Sega-16: Mutant League Football was very different from EA’s Madden juggernaut, and it’s become a fan favorite. What was your role in its development? Did you think it had the potential to spawn a franchise?

Susan Manley: Mutant League Football was an awesome project. Richard Robbins as a producer was awesome at interjecting cool whacky stuff into games, and his friend Michael Mendheim the designer really created a grand vision. I actually named the game.
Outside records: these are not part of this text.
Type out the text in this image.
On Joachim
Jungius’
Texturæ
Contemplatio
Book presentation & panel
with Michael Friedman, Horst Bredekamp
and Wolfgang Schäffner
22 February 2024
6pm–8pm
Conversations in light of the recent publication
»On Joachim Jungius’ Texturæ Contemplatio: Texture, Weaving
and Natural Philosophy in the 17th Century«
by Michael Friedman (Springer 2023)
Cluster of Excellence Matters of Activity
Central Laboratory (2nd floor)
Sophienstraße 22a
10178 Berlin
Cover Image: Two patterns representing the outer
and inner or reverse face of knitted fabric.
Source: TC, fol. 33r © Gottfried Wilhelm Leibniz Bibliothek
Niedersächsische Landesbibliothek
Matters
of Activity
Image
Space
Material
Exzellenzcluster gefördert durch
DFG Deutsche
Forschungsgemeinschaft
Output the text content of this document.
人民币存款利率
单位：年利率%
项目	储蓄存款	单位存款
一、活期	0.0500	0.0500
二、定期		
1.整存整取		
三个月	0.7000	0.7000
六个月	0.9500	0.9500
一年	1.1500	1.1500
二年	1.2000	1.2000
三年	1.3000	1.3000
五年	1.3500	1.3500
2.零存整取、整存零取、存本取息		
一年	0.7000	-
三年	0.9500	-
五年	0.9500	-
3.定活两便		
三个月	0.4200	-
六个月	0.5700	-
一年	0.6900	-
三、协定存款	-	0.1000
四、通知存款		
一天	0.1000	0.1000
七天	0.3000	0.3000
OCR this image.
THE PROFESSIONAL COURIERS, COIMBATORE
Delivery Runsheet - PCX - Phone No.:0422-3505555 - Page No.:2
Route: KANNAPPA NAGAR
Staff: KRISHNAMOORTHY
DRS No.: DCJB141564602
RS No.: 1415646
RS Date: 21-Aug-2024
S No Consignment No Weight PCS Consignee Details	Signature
We had a brainstorm session on it, and I thought of “Mutant League” from comics and just added “Football.” It fit.

I did not really know at the time it could become more than the game we were working on. We had not really thought a lot about brand management as a company, but as you can see they expanded to do those things. I was also partially responsible for one art trick in the Genesis version of embedding graphics in graphics. With a simple palette shift you can have several play fields on one set of stored graphics. This was important because of the restrictions of cartridge development on space.

Sega-16: Were there any projects you worked on that never saw release?

Susan Manley: Lots of them. Bards Tale IV, and lots more I no longer remember the names to. Most were not jelling in a commercial way or had technical issues or the company decided to consolidate budgets or personnel. It does take experimenting to figure out if an idea can be made well.

Sega-16: You left Electronic Arts in 1995, just as Saturn and PlayStation arrived. Why did you leave?

Susan Manley: Reorganization hell (I had five bosses in four years), and I wanted to become a producer. And though I was popular among the artists and engineers because I helped make their jobs possible, I was not as popular among the producers. Having project management exposes what is not working as much as what is.

Sega-16: Was there a particular game or series that you would have liked to continue working with?

Susan Manley: I think the Strike series would have been better had I continued on. The flight mechanics of the 3DO version were not up to snuff and I did not see it till it was alpha and would have been near impossible to tune. It did not seem as real as the Genesis version. Other than that, many of the things I had worked on did not move to the upper level consoles.

Sega-16: What games are you playing now?

Susan Manley: Beyond whatever we are working on and I am testing, I play Path of Exile, Words with Friends, and sometimes Candy Crush Saga. I look at other games that come by and see what the tech is, but those are my favorites to spend some time in.

 

Our thanks to Susan Manley for chatting with us!